The CIA probe comes at a time when the powers of inspectors general in agencies throughout the federal government are under renewed debate. This month, the Bush administration threatened to veto a House bill that would strengthen the independence of inspectors general by giving them seven-year terms and permit the White House to fire them only for cause.

Hayden, an Air Force general who became CIA director last year, has not been involved in any publicly known clashes with Helgerson. But Hayden has been a staunch defender of the Bush administration's counterterrorism programs, and has lamented what he describes as a tendency by outside observers and critics to second-guess the activities of the nation's intelligence agencies.

In response to questions about the unusual arrangement, CIA spokesman George Little said that Hayden "firmly believes that the work of the Office of Inspector General is critical to the entire agency, and, since taking the helm at CIA, he has accepted the vast majority of its findings." However, Hayden's goal is "help the office do even better," Little said.

The CIA's review is being led by Robert Deitz, an attorney with long-standing ties to Hayden who was brought in to be a senior counselor to the director.
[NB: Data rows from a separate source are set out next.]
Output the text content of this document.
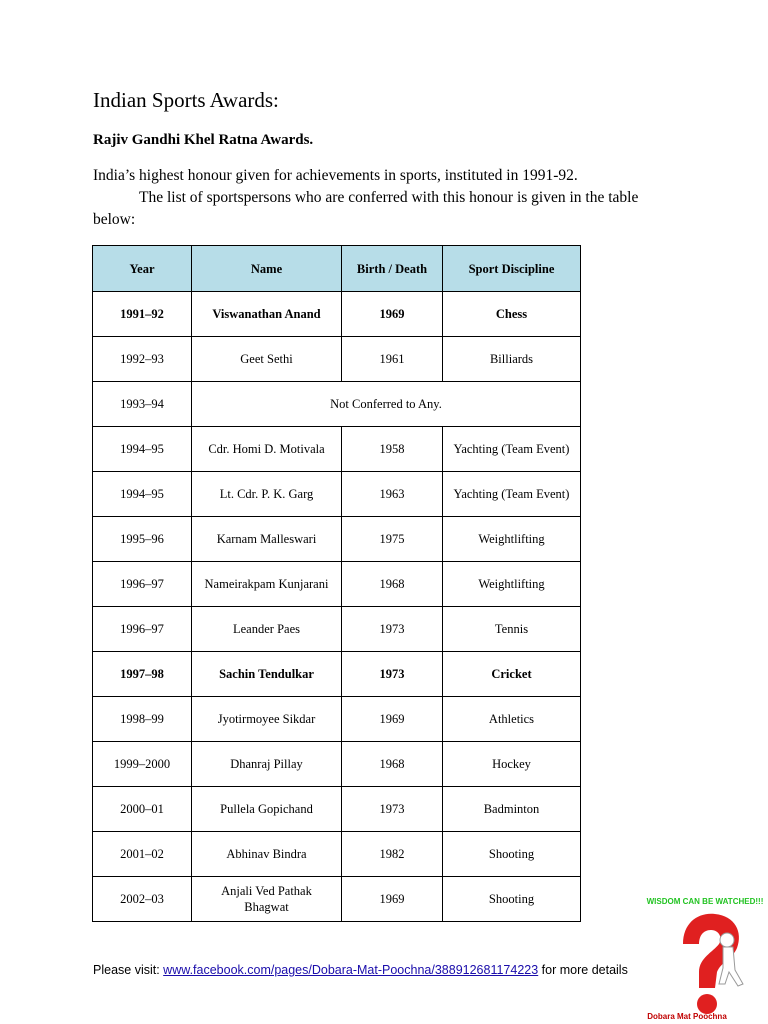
Indian Sports Awards:
Rajiv Gandhi Khel Ratna Awards.
India’s highest honour given for achievements in sports, instituted in 1991-92.
The list of sportspersons who are conferred with this honour is given in the table below:
Year	Name	Birth / Death	Sport Discipline
1991–92	Viswanathan Anand	1969	Chess
1992–93	Geet Sethi	1961	Billiards
1993–94	Not Conferred to Any.		
1994–95	Cdr. Homi D. Motivala	1958	Yachting (Team Event)
1994–95	Lt. Cdr. P. K. Garg	1963	Yachting (Team Event)
1995–96	Karnam Malleswari	1975	Weightlifting
1996–97	Nameirakpam Kunjarani	1968	Weightlifting
1996–97	Leander Paes	1973	Tennis
1997–98	Sachin Tendulkar	1973	Cricket
1998–99	Jyotirmoyee Sikdar	1969	Athletics
1999–2000	Dhanraj Pillay	1968	Hockey
2000–01	Pullela Gopichand	1973	Badminton
2001–02	Abhinav Bindra	1982	Shooting
2002–03	Anjali Ved Pathak Bhagwat	1969	Shooting
Please visit: www.facebook.com/pages/Dobara-Mat-Poochna/388912681174223 for more details
WISDOM CAN BE WATCHED!!!
Dobara Mat Poochna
Deitz, who was general counsel at the National Security Agency when Hayden was director there in the 1990s, has assembled a small team of investigators to conduct the probe.

Little, the CIA spokesman, said Deitz came to the post with "an absolute belief in the value of an independent, rigorous Office of Inspector General."

The inquiry has been driven in large part by senior operations officers who have complained to Hayden that they were unfairly criticized by Helgerson in classified reviews of the CIA's secret prisons programs.

The probe is set up to examine "how those people were treated, how the investigations were conducted," said an official familiar with the probe.

The official declined to discuss the conclusions of those IG investigations, which are classified, but said that "the people who are upset didn't think they were glowing reviews."

Among the issues being explored are whether agency officers were given adequate opportunity to defend their actions, and whether the inspector general's conclusions accurately represented their roles.

Officials declined to provide names of the CIA officers behind the complaint. One former official said, "We're talking about undercover people at mid- to senior-grade ranks."

The CIA created a network of secret overseas prisons shortly after the Sept. 11 attacks, and has faced severe international criticism for employing harsh interrogation tactics as well as a program known as "extraordinary rendition," in which prisoners have been transferred to countries known to use torture.

To date, officials said, the probe has largely involved gathering information and statements from CIA officers who came under scrutiny in Helgerson's review.

But officials expressed concern that the probe will also involve reviewing the inspector general's files. Such a step could have a dramatic, chilling effect, officials said, making agency employees reluctant to cooperate with future investigations for fear that their involvement and the information they provide would be exposed.

The focus on the prison program represents an expansion of a probe that began several months ago into the relationship between Helgerson's office and that of the CIA general counsel.

Officials said that Hayden was concerned about friction between the two offices, and tapped Dietz to explore the matter. The nature of the friction was unclear, but involved complaints that Helgerson had overstepped his role by offering legal opinions on agency programs.

Greg Miller writes for the Los Angeles Times.